Newark Library Patrons Offended by Kara Walker’s Controversial Artwork

An artwork by Kara Walker on loan from a private collection to the Newark Public Library has shocked some library employees and was, from late November until today, hidden from view under a cloth.

The work in question graphically demonstrates some of the horrors of black life in the South, including lynchings and a burning cross. In the foreground at lower right, a white man holds a black woman’s head to his crotch. It is on loan to the library from Scott London, a New York-based art collector.

The drawing has offended some library employees, especially African-Americans.

“I didn’t notice it at first,” Kendell Willis, a library services employee, told the Star-Ledger. “Then I looked up and was blown away.”

Sandra West, a library associate, called Walker’s work disgusting in an e-mail to library director Wilma Grey. “It can go back where it came from,” West said, also speaking to the Star-Ledger. “I really don’t like to see my people like this. We need to see something uplifting and not demeaning.”

The 6-by-9½-foot graphite and pastel on paper is titled The moral arc of history ideally bends towards justice but just as soon as not curves back around toward barbarism, sadism, and unrestrained chaos (2010).

Via her gallery, New York’s Sikkema Jenkins & Co., Walker told A.i.A., “The promise of any artwork is that it can hold us—viewer and maker—in a conflicted or contestable space, without real world injury or loss.”

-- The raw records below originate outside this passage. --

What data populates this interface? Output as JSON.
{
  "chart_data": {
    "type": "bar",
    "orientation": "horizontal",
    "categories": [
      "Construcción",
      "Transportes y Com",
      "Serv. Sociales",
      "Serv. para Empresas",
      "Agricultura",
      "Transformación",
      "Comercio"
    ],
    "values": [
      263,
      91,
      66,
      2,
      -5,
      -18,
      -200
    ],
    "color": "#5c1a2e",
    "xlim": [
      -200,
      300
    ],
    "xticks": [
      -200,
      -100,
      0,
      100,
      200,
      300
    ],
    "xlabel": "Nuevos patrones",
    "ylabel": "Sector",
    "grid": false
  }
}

Walker further said, “The work is not about slavery so much as it conjures horrors of reconstruction and 20th-century Jim Crow-ism and the Tea Party. I wanted to make a point about the way these images arose for many when Barack Obama (pictured at a little lectern on the mid-left) gave his national speech on race. And the many times he invokes his or his wife’s heritage to make an ideological point about American patriotism, which in some way grants permission to the ghosts of racist terrorism to be reimagined—here with KKK hooded figures, lynched bodies and sexual violence—and these should be horrible to behold, and should feel both familiar and uncomfortable.”

This is not the first time black viewers have expressed disapproval of Walker’s imagery. In 1997, artist Betye Saar led a campaign against Walker’s work, sending letters to people in the art world, asking, “Are African-Americans being betrayed under the guise of art?”